Ex-alunos

Muito além do que está nos livros

Aluno do Santa Maria venceu a Olimpíada Brasileira de Neurociências em 2020. A intensa preparação para as provas ajudou na decisão de prestar Medicina, mas os ganhos extrapolaram o conhecimento acadêmico.

Cursando a 3ª série do Ensino Médio, João Vignola de Carlo foi incentivado por uma colega a participar da Olimpíada Brasileira de Neurociências no ano passado. Pouco antes da pandemia resultar na suspensão das aulas presenciais, ele já estava imerso nos estudos sob orientação da bióloga e coordenadora da área de Ciências da Natureza do Ensino Médio no Santa Maria, Maria Soledad Más Gandini.

O curso preparatório para a etapa estadual foi ministrado pelo Hospital Albert Einstein e a orientadora montou um programa semanal de estudos com roteiro e fontes de pesquisa. “O estudo da neurociência para as olimpíadas (paulista e brasileira) contribuiu para a construção de autonomia de estudo do João, o que foi importante para sua preparação para o vestibular, uma vez que ele não fez cursinho”, afirma Maria Soledad.

Por falar em vestibular, foi depois deste período de preparação que o estudante decidiu cursar Medicina. “Ao me aprofundar no assunto, percebi que a Neurociência tem muito a ver com as nossas experiências cotidianas. Isso ampliou o meu olhar e também me fez valorizar mais a profissão da minha mãe, que é fonoaudióloga”, explica o estudante.

João saiu vencedor da Olimpíada Brasileira de Neurociências, cuja prova final ocorreu no dia 12 de dezembro, foi on-line e dissertativa, e exigiu conhecimentos aprofundados em neuroanatomia, neurofisiologia e neurociências clínicas.

O agora ex-estudante do Santa Maria já havia participado de outras olimpíadas do conhecimento. Foi medalha de prata na Olimpíada de Astronomia de 2019 e ficou entre os 50 melhores candidatos nas seletivas para a Olimpíada Internacional de Astronomia, que aconteceu no Rio de Janeiro no mesmo ano. Em 2020, ele também se classificou para a Olimpíada Brasileira de Química. Ainda em 2020, o estudante foi medalhista de ouro na OBA, bronze na Olimpíada de Química de São Paulo e ouro na Brain Bee SP. Foi a medalha de bronze que o qualificou para a OBQ, que ele não pôde fazer por ter coincidido com a data do vestibular.

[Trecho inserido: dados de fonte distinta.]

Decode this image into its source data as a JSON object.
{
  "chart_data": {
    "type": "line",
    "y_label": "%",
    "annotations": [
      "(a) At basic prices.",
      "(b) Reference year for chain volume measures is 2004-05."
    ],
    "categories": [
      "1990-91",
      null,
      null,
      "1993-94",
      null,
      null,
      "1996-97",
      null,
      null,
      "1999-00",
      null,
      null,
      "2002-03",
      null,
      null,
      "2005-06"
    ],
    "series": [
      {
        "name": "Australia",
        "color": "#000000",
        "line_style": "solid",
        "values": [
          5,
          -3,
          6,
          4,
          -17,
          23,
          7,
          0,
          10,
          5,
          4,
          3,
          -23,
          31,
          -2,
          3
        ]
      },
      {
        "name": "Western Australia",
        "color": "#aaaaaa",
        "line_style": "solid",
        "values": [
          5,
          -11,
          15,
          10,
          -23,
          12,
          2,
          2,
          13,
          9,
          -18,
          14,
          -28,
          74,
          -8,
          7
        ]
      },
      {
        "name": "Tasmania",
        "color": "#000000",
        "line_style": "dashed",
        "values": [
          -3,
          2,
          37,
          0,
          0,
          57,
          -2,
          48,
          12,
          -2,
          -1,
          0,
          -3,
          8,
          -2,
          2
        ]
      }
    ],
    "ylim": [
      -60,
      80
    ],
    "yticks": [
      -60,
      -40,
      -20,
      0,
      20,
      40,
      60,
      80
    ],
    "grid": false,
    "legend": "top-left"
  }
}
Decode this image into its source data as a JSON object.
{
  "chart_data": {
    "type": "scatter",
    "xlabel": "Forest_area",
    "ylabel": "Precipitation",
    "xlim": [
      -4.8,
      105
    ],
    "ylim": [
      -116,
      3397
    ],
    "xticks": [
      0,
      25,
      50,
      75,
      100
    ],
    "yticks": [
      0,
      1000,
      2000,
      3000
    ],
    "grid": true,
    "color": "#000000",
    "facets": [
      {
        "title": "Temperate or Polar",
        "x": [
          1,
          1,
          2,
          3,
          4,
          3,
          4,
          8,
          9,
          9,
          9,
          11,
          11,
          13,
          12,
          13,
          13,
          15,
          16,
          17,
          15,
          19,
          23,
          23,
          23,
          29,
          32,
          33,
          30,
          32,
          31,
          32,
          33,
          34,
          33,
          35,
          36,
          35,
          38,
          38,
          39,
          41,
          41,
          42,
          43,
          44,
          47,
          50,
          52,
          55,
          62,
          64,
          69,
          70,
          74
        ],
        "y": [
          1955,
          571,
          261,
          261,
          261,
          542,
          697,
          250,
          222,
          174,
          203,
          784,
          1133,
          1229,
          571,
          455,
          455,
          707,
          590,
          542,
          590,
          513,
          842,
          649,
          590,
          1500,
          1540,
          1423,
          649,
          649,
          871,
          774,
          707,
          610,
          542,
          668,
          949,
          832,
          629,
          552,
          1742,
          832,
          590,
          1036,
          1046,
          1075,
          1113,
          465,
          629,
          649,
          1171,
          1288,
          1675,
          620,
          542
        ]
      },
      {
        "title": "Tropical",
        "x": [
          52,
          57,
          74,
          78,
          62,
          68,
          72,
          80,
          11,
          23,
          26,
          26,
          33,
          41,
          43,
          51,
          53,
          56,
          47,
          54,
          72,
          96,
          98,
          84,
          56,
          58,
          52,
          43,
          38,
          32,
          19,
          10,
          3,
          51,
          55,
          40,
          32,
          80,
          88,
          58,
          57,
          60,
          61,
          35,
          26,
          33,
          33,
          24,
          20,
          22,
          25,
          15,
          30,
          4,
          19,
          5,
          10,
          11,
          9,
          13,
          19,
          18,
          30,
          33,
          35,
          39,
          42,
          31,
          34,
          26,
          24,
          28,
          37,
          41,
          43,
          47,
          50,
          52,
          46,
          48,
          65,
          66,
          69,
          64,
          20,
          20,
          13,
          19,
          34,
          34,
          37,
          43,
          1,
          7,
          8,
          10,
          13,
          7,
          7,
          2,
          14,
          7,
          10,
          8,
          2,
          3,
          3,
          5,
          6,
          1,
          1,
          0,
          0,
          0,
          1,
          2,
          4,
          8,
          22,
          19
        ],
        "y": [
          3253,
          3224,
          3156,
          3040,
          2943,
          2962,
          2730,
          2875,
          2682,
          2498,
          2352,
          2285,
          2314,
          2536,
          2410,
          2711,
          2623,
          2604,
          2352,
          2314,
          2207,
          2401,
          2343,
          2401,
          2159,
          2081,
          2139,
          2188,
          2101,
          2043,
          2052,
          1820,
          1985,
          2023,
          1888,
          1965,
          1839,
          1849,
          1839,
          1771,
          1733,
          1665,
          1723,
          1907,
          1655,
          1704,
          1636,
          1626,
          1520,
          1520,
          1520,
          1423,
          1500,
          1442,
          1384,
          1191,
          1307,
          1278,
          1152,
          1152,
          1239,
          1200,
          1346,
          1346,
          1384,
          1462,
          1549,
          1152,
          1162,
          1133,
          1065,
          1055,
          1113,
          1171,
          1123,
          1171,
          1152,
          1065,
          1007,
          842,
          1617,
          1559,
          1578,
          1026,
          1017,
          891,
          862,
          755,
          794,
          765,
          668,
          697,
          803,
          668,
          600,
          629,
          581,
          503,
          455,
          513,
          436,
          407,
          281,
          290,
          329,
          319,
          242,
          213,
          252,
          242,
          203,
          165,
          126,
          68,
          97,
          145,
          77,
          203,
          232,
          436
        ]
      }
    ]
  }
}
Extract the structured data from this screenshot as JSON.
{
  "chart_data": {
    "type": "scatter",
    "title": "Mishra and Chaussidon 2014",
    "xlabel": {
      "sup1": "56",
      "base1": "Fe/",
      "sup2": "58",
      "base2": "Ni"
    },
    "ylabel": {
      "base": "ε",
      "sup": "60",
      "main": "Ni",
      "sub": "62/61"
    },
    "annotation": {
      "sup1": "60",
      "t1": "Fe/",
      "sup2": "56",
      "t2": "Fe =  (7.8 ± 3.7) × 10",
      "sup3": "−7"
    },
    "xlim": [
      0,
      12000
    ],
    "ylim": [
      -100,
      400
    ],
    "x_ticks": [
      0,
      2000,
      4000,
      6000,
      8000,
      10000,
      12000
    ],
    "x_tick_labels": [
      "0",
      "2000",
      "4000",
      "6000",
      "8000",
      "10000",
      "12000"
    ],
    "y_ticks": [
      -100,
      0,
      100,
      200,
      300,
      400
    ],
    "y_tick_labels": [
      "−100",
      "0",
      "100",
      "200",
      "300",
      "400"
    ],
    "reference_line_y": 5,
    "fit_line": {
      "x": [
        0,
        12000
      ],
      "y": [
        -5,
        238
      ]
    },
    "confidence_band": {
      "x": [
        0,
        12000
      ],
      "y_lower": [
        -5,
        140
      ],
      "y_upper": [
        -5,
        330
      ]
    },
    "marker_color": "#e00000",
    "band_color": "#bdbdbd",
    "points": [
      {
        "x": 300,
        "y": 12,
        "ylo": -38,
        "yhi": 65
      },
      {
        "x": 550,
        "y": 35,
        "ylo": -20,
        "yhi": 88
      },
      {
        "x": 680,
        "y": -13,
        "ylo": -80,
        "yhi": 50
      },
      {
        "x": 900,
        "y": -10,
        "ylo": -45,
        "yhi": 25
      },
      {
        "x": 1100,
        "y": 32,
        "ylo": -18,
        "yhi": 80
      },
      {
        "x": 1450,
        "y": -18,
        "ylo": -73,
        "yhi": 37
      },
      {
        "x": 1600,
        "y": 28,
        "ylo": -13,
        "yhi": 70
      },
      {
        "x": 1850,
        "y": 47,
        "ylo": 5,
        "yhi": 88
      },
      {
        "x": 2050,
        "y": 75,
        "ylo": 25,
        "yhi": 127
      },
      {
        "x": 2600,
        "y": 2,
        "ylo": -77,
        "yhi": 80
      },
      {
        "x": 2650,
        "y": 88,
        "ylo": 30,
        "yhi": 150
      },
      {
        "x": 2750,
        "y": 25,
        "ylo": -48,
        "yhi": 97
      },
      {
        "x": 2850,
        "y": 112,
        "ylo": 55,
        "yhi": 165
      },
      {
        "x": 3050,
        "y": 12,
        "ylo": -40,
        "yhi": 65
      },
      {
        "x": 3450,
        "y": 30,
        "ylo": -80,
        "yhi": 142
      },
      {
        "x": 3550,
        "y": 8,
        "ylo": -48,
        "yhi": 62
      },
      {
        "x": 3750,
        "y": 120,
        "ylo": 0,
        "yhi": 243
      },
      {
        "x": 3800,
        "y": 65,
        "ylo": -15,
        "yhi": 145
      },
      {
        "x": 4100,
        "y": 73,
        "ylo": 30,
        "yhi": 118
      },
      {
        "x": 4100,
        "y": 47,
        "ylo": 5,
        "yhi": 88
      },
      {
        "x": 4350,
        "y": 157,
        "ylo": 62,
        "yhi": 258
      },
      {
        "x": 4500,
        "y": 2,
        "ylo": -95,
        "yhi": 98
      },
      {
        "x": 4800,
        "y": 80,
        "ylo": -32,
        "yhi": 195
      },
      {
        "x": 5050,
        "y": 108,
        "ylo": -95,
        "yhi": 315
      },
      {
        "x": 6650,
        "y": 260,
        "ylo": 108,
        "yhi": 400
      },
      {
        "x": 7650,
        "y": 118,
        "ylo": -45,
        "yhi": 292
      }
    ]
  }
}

“Acho que o meu aprendizado com essas olimpíadas foi muito maior do que simplesmente o conteúdo que eu estudava para elas, com a preparação intensa. Mais do que isso, eu aprendi como funciona a ciência em si, como é o seu método, como é o seu funcionamento, a quais questionamentos ela se volta a compreender. Eu aprendi a perceber como o mundo é muito maior do que o que a gente imagina e como o aprendizado pode nos ajudar a entender todas as maravilhas que ainda estamos por descobrir. Mas também aprendi muito sobre mim mesmo. Sobre as formas como me relaciono com o estudo, com a escola, com minhas realizações pessoais. Consegui explorar o mar de possibilidades que tenho pela frente e fui incentivado a direcionar o meu olhar para focar no presente, pensando no futuro. De maneira geral, essas conquistas me proporcionaram os primeiros passos para eu me redescobrir e redescobrir o mundo”, declara.

O fato de ter sido campeão nacional da Olimpíada de Neurociências qualificou o estudante para a prova da Olimpíada Internacional de Neurociências – a International Brain Bee – que seria em Chicago e foi cancelada devido à pandemia. Por conta do cancelamento, João foi autorizado a disputar novamente o título nacional no dia 20 de junho, e concorrer ao prêmio internacional. É exatamente o que ele fará!